The “research” team did conduct a legitimate study in the sense that they had participants follow consistent protocol and then collected legitimate data. Some of what made the study “bad science”, however, included:
The small sample size. It’s notoriously misleading to take results from a very small group of people and apply them to a larger population.
The researchers didn’t have a hypothesis, or prediction, for the study. Instead, they measured eighteen different variables, including weight, cholesterol, sodium levels, sleep quality, and more. This is called “p-hacking” in the scientific community, but it’s comparable to buying lots of lottery tickets to improve your odds of winning a jackpot. In this instance, the “researchers” needed only one variable to “hit” in order to produce an eye-catching headline attributing a health benefit to chocolate. That variable happened to be weight loss.
The change in weight was technically statistically significant, but the change was small (five pounds) and the study was very short (three weeks). Measuring lots of different things in a small group of people for a short period of time helped guarantee that the group would find a meaningful change in something. In a long-term study, that change would likely just appear as an outlier within a much larger set of data.
Eventually, the study’s authors revealed that the study was meant to be fake and misleading. Some news outlets published retractions and corrections. Others, two-plus years later, still have their original articles posted.

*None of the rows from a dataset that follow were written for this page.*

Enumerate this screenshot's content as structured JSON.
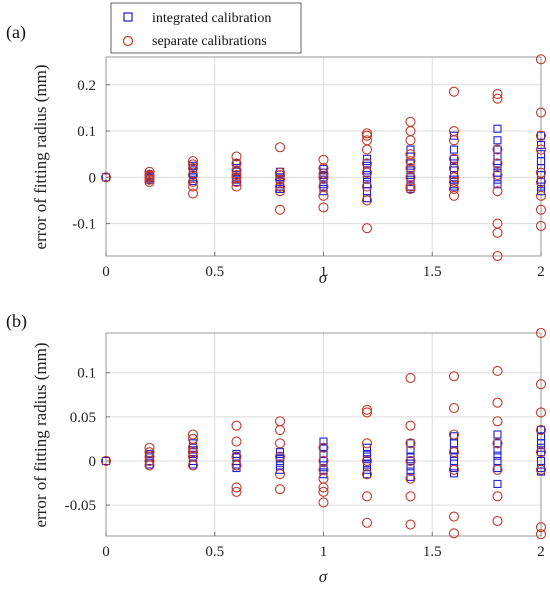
{
  "colors": {
    "integrated": "#1f1fd0",
    "separate": "#c0392b",
    "grid": "#dcdcdc"
  },
  "legend": {
    "integrated": "integrated calibration",
    "separate": "separate calibrations",
    "integrated_marker": "square",
    "separate_marker": "circle"
  },
  "chart_data": [
    {
      "type": "scatter",
      "panel_label": "(a)",
      "xlabel": "σ",
      "ylabel": "error of fitting radius (mm)",
      "xlim": [
        0,
        2
      ],
      "ylim": [
        -0.17,
        0.26
      ],
      "grid": true,
      "xticks": [
        0,
        0.5,
        1,
        1.5,
        2
      ],
      "xtick_labels": [
        "0",
        "0.5",
        "1",
        "1.5",
        "2"
      ],
      "yticks": [
        -0.1,
        0,
        0.1,
        0.2
      ],
      "ytick_labels": [
        "-0.1",
        "0",
        "0.1",
        "0.2"
      ],
      "series": [
        {
          "name": "integrated calibration",
          "marker": "square",
          "x": [
            0,
            0.2,
            0.2,
            0.2,
            0.2,
            0.2,
            0.2,
            0.4,
            0.4,
            0.4,
            0.4,
            0.4,
            0.4,
            0.4,
            0.6,
            0.6,
            0.6,
            0.6,
            0.6,
            0.6,
            0.6,
            0.8,
            0.8,
            0.8,
            0.8,
            0.8,
            0.8,
            0.8,
            1,
            1,
            1,
            1,
            1,
            1,
            1,
            1.2,
            1.2,
            1.2,
            1.2,
            1.2,
            1.2,
            1.2,
            1.2,
            1.2,
            1.4,
            1.4,
            1.4,
            1.4,
            1.4,
            1.4,
            1.4,
            1.4,
            1.4,
            1.6,
            1.6,
            1.6,
            1.6,
            1.6,
            1.6,
            1.6,
            1.6,
            1.6,
            1.8,
            1.8,
            1.8,
            1.8,
            1.8,
            1.8,
            1.8,
            1.8,
            1.8,
            2,
            2,
            2,
            2,
            2,
            2,
            2,
            2,
            2
          ],
          "y": [
            0,
            0.006,
            0.003,
            0,
            -0.002,
            -0.005,
            0.002,
            0.02,
            0.015,
            0.01,
            0.005,
            0,
            -0.008,
            0.025,
            0.02,
            0.012,
            0.005,
            0,
            -0.005,
            -0.01,
            0.03,
            0.012,
            0.006,
            0,
            -0.006,
            -0.015,
            -0.02,
            -0.025,
            0.018,
            0.01,
            0.005,
            0,
            -0.01,
            -0.02,
            -0.03,
            0.04,
            0.03,
            0.015,
            0.005,
            -0.005,
            -0.015,
            -0.03,
            -0.045,
            0.02,
            0.06,
            0.045,
            0.03,
            0.02,
            0.01,
            0,
            -0.01,
            -0.02,
            -0.025,
            0.09,
            0.06,
            0.04,
            0.02,
            0.005,
            -0.005,
            -0.015,
            -0.02,
            0.03,
            0.105,
            0.08,
            0.06,
            0.045,
            0.03,
            0.02,
            0.01,
            -0.005,
            -0.015,
            0.09,
            0.07,
            0.05,
            0.035,
            0.02,
            0.005,
            -0.01,
            -0.02,
            -0.03
          ]
        },
        {
          "name": "separate calibrations",
          "marker": "circle",
          "x": [
            0,
            0.2,
            0.2,
            0.2,
            0.2,
            0.2,
            0.2,
            0.4,
            0.4,
            0.4,
            0.4,
            0.4,
            0.4,
            0.4,
            0.6,
            0.6,
            0.6,
            0.6,
            0.6,
            0.6,
            0.6,
            0.8,
            0.8,
            0.8,
            0.8,
            0.8,
            0.8,
            0.8,
            1,
            1,
            1,
            1,
            1,
            1,
            1,
            1.2,
            1.2,
            1.2,
            1.2,
            1.2,
            1.2,
            1.2,
            1.2,
            1.2,
            1.4,
            1.4,
            1.4,
            1.4,
            1.4,
            1.4,
            1.4,
            1.4,
            1.4,
            1.6,
            1.6,
            1.6,
            1.6,
            1.6,
            1.6,
            1.6,
            1.6,
            1.6,
            1.8,
            1.8,
            1.8,
            1.8,
            1.8,
            1.8,
            1.8,
            1.8,
            1.8,
            2,
            2,
            2,
            2,
            2,
            2,
            2,
            2,
            2
          ],
          "y": [
            0,
            0.012,
            0.006,
            0,
            -0.005,
            -0.01,
            0.003,
            0.035,
            0.02,
            0.005,
            -0.01,
            -0.02,
            -0.035,
            0.028,
            0.045,
            0.03,
            0.015,
            0,
            -0.01,
            -0.02,
            0.005,
            0.065,
            0.01,
            -0.005,
            -0.02,
            -0.03,
            -0.07,
            0.005,
            0.038,
            0.02,
            0,
            -0.02,
            -0.04,
            -0.065,
            0.008,
            0.095,
            0.09,
            0.08,
            0.03,
            -0.02,
            -0.05,
            -0.11,
            0.01,
            0.06,
            0.12,
            0.1,
            0.05,
            0.02,
            0,
            -0.02,
            -0.025,
            0.08,
            0.035,
            0.185,
            0.08,
            0.04,
            0.02,
            -0.01,
            -0.025,
            -0.04,
            0.1,
            0.0,
            0.18,
            0.17,
            0.06,
            0.03,
            0.005,
            -0.03,
            -0.1,
            -0.12,
            -0.17,
            0.255,
            0.14,
            0.09,
            0.06,
            0.01,
            -0.01,
            -0.04,
            -0.07,
            -0.105
          ]
        }
      ]
    },
    {
      "type": "scatter",
      "panel_label": "(b)",
      "xlabel": "σ",
      "ylabel": "error of fitting radius (mm)",
      "xlim": [
        0,
        2
      ],
      "ylim": [
        -0.085,
        0.145
      ],
      "grid": true,
      "xticks": [
        0,
        0.5,
        1,
        1.5,
        2
      ],
      "xtick_labels": [
        "0",
        "0.5",
        "1",
        "1.5",
        "2"
      ],
      "yticks": [
        -0.05,
        0,
        0.05,
        0.1
      ],
      "ytick_labels": [
        "-0.05",
        "0",
        "0.05",
        "0.1"
      ],
      "series": [
        {
          "name": "integrated calibration",
          "marker": "square",
          "x": [
            0,
            0.2,
            0.2,
            0.2,
            0.2,
            0.2,
            0.4,
            0.4,
            0.4,
            0.4,
            0.4,
            0.4,
            0.6,
            0.6,
            0.6,
            0.6,
            0.6,
            0.6,
            0.8,
            0.8,
            0.8,
            0.8,
            0.8,
            0.8,
            1,
            1,
            1,
            1,
            1,
            1,
            1,
            1.2,
            1.2,
            1.2,
            1.2,
            1.2,
            1.2,
            1.2,
            1.4,
            1.4,
            1.4,
            1.4,
            1.4,
            1.4,
            1.4,
            1.6,
            1.6,
            1.6,
            1.6,
            1.6,
            1.6,
            1.6,
            1.8,
            1.8,
            1.8,
            1.8,
            1.8,
            1.8,
            1.8,
            2,
            2,
            2,
            2,
            2,
            2,
            2,
            2
          ],
          "y": [
            0,
            0.008,
            0.004,
            0,
            -0.004,
            0.006,
            0.015,
            0.01,
            0.005,
            0,
            -0.004,
            0.02,
            0.008,
            0.004,
            0,
            -0.004,
            -0.008,
            0.005,
            0.01,
            0.005,
            0,
            -0.005,
            -0.01,
            0.003,
            0.022,
            0.015,
            0.008,
            0,
            -0.005,
            -0.01,
            -0.015,
            0.015,
            0.008,
            0.002,
            -0.004,
            -0.01,
            -0.015,
            0.005,
            0.02,
            0.012,
            0.005,
            0,
            -0.006,
            -0.012,
            -0.018,
            0.028,
            0.02,
            0.012,
            0.005,
            0,
            -0.008,
            -0.014,
            0.02,
            0.012,
            0.006,
            0,
            -0.008,
            -0.026,
            0.03,
            0.035,
            0.028,
            0.02,
            0.015,
            0.01,
            0,
            -0.008,
            -0.012
          ]
        },
        {
          "name": "separate calibrations",
          "marker": "circle",
          "x": [
            0,
            0.2,
            0.2,
            0.2,
            0.2,
            0.2,
            0.4,
            0.4,
            0.4,
            0.4,
            0.4,
            0.4,
            0.6,
            0.6,
            0.6,
            0.6,
            0.6,
            0.6,
            0.8,
            0.8,
            0.8,
            0.8,
            0.8,
            0.8,
            1,
            1,
            1,
            1,
            1,
            1,
            1,
            1.2,
            1.2,
            1.2,
            1.2,
            1.2,
            1.2,
            1.2,
            1.4,
            1.4,
            1.4,
            1.4,
            1.4,
            1.4,
            1.4,
            1.6,
            1.6,
            1.6,
            1.6,
            1.6,
            1.6,
            1.6,
            1.8,
            1.8,
            1.8,
            1.8,
            1.8,
            1.8,
            1.8,
            2,
            2,
            2,
            2,
            2,
            2,
            2,
            2
          ],
          "y": [
            0,
            0.015,
            0.01,
            0.005,
            0,
            -0.005,
            0.03,
            0.025,
            0.015,
            0.005,
            -0.005,
            0.01,
            0.04,
            0.022,
            0.005,
            -0.005,
            -0.03,
            -0.035,
            0.045,
            0.035,
            0.02,
            0.005,
            -0.015,
            -0.032,
            0.015,
            0,
            -0.01,
            -0.02,
            -0.03,
            -0.035,
            -0.047,
            0.058,
            0.055,
            0.02,
            0,
            -0.015,
            -0.04,
            -0.07,
            0.094,
            0.04,
            0.02,
            0,
            -0.02,
            -0.04,
            -0.072,
            0.096,
            0.06,
            0.03,
            0.01,
            -0.01,
            -0.063,
            -0.082,
            0.102,
            0.066,
            0.045,
            0.02,
            -0.01,
            -0.04,
            -0.068,
            0.145,
            0.087,
            0.055,
            0.035,
            0.01,
            -0.01,
            -0.075,
            -0.083
          ]
        }
      ]
    }
  ]
}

Maybe it’s not surprising that media outlets picked up this story and published it, but there’s no way this farce of a study was published in an academic research journal, right?
Actually, it was.
Why should you care about this? This study happened to be intentionally misleading, but it’s common practice for media outlets to publish headlines that don’t accurately represent what good science has shown. Individual foods are often portrayed to have significant effects on the body, but that’s not the case when put into real-life practice.
Want another example? There are plenty. Cayenne pepper “burns fat and boosts metabolism”! Well, maybe a little bit. The reality is you’d need to consume 5.5 teaspoons of cayenne pepper per day to have any meaningful effect – if you’ve ever consumed more than half a teaspoon of cayenne pepper at one time you know how unrealistic that is. More reasonable amounts of the spice are only going to burn around ten calories or fewer in a day’s time. Not exactly a game-changer, huh?
If you’re comfortable reading scientific literature – and have plenty of free time – read these studies for yourself if the information seems too good to be true. If not, a dietitian is a great resource to give you proper perspective on what individual foods really do – and don’t do – in your body.